Effects of Wy-14643 and fenofibrate on histological outcomes of neuroinflammation. (A) Photomicrographs showing Iba1 immunostaining (left column) and neutrophil elastase immunostaining (right column) in the somatosensory cortex at 3 days after LPS injection. Scale bar, 200 μm (40 μm for the inlets). (B) Numbers of Ib1a immunoreactive cells at 3 days after LPS injection. (C) Numbers of neutrophil elastase immunoreactive cells at 3 days after LPS injection. (D) Numbers of Isolectin B4 stained cells at 6 hours and 3 days after LPS injection.
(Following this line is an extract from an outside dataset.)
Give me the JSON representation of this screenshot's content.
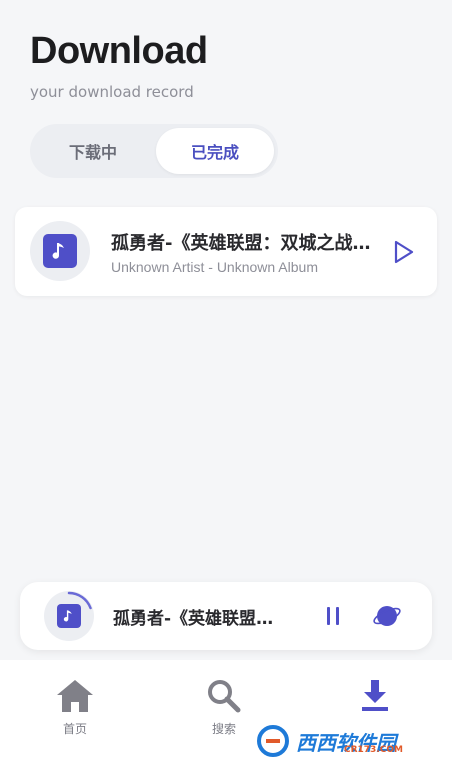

V, vehicle; W, Wy-14643 at 30 mg/kg; F, fenofibrate at 30 mg/kg. Experiments were done in 5 animals in each group. Data are shown as mean + SD. ***P<0.001 compared to saline-injected group; #P<0.05, ###P<0.001 compared to vehicle-treated LPS-injected group. Statistical analysis was made by one-way ANOVA followed by Scheffe post-hoc test.
LLM interpretation
This figure consists of photomicrographs (A) and three bar charts (B, C, D) quantifying neuroinflammation in the somatosensory cortex following LPS injection. Photomicrographs and corresponding bar charts show that LPS injection significantly increases the number of Iba1-positive and neutrophil elastase-positive cells compared to saline, while treatment with Wy-14643 (W) or fenofibrate (F) significantly reduces these counts (P<0.001). Chart D shows that LPS increases Isolectin B4-stained cells at 6 hours and 3 days, with both W and F treatments significantly attenuating this effect (P<0.05 or P<0.001).
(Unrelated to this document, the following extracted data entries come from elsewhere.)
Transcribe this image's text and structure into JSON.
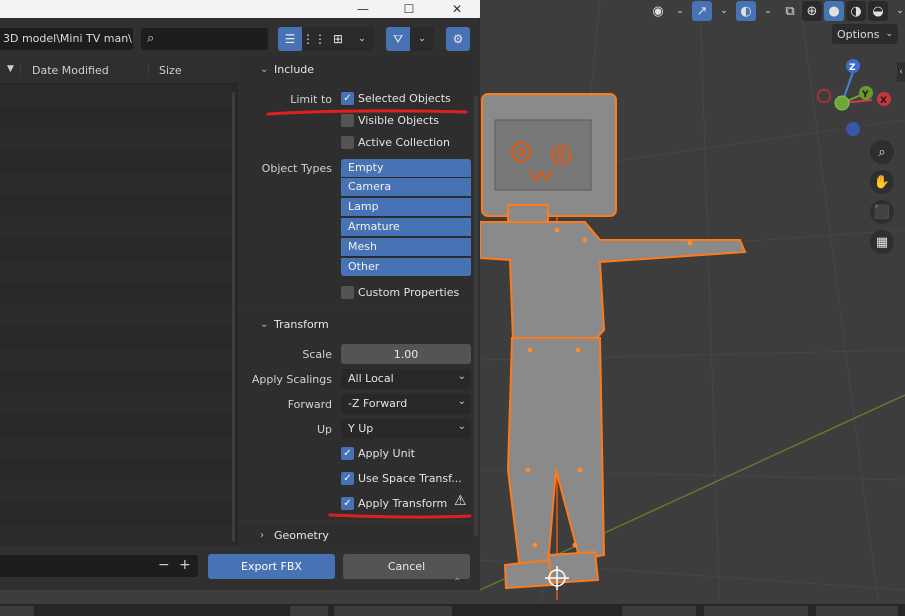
{
  "dialog": {
    "path": "3D model\\Mini TV man\\",
    "search_placeholder": "",
    "columns": {
      "date": "Date Modified",
      "size": "Size"
    }
  },
  "include": {
    "header": "Include",
    "limit_to_label": "Limit to",
    "selected_objects": "Selected Objects",
    "visible_objects": "Visible Objects",
    "active_collection": "Active Collection",
    "object_types_label": "Object Types",
    "object_types": [
      "Empty",
      "Camera",
      "Lamp",
      "Armature",
      "Mesh",
      "Other"
    ],
    "custom_properties": "Custom Properties"
  },
  "transform": {
    "header": "Transform",
    "scale_label": "Scale",
    "scale_value": "1.00",
    "apply_scalings_label": "Apply Scalings",
    "apply_scalings_value": "All Local",
    "forward_label": "Forward",
    "forward_value": "-Z Forward",
    "up_label": "Up",
    "up_value": "Y Up",
    "apply_unit": "Apply Unit",
    "use_space_transform": "Use Space Transf...",
    "apply_transform": "Apply Transform"
  },
  "geometry": {
    "header": "Geometry"
  },
  "actions": {
    "export": "Export FBX",
    "cancel": "Cancel"
  },
  "viewport": {
    "options_label": "Options",
    "gizmo": {
      "z": "Z",
      "y": "Y",
      "x": "X"
    }
  },
  "colors": {
    "accent": "#4772b3",
    "annotation_red": "#e02020",
    "selection_orange": "#ff7a1a"
  }
}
Effects of Wy-14643 and fenofibrate on histological outcomes of neuronal injury. (A) Fluorescent photomicrographs showing Fluoro-Jade B staining at 3 days after LPS injection. Animals were treated with either Wy-14643 or fenofibrate for 7 days before LPS and continued until brain was collected. Scale bar, 200 μm. (B) Numbers of Fluoro-Jade B stained cells at 6 hours and 3 days after LPS injection. (C) Brain tissue injury volume determined by cresyl violet staining at 3 days after LPS. (D) Graph showing effects of post-LPS treatment with fenofibrate on brain tissue injury volume at 3 days after LPS. Veh and V, vehicle; Wy and W, Wy-14643 at 30 mg/kg; F30 and F, fenofibrate at 30 mg/kg. Experiments were done in 5–7 animals in each group. Data are shown as mean + SD. ***P<0.001 compared to saline-injected group; ##P<0.01 and ###P<0.001 compared to vehicle-treated LPS-injected group. Statistical analysis was made by one-way ANOVA followed by Scheffe post-hoc test.
LLM interpretation
This figure consists of fluorescent photomicrographs (A) and three bar charts (B, C, D) evaluating the effects of Wy-14643 (Wy/W) and fenofibrate (F30/F) on LPS-induced neuronal injury. Panel A shows Fluoro-Jade B staining, with the LPS+Vehicle group exhibiting the highest density of positive cells compared to saline and treated groups. Bar charts B and C quantify Fluoro-Jade B positive cells and cresyl violet lesion volume, respectively, showing that both Wy and F significantly reduce these markers compared to the LPS+Vehicle group (##P<0.01, ###P<0.001). Panel D shows no significant difference in lesion volume between vehicle and fenofibrate when treatment is administered post-LPS.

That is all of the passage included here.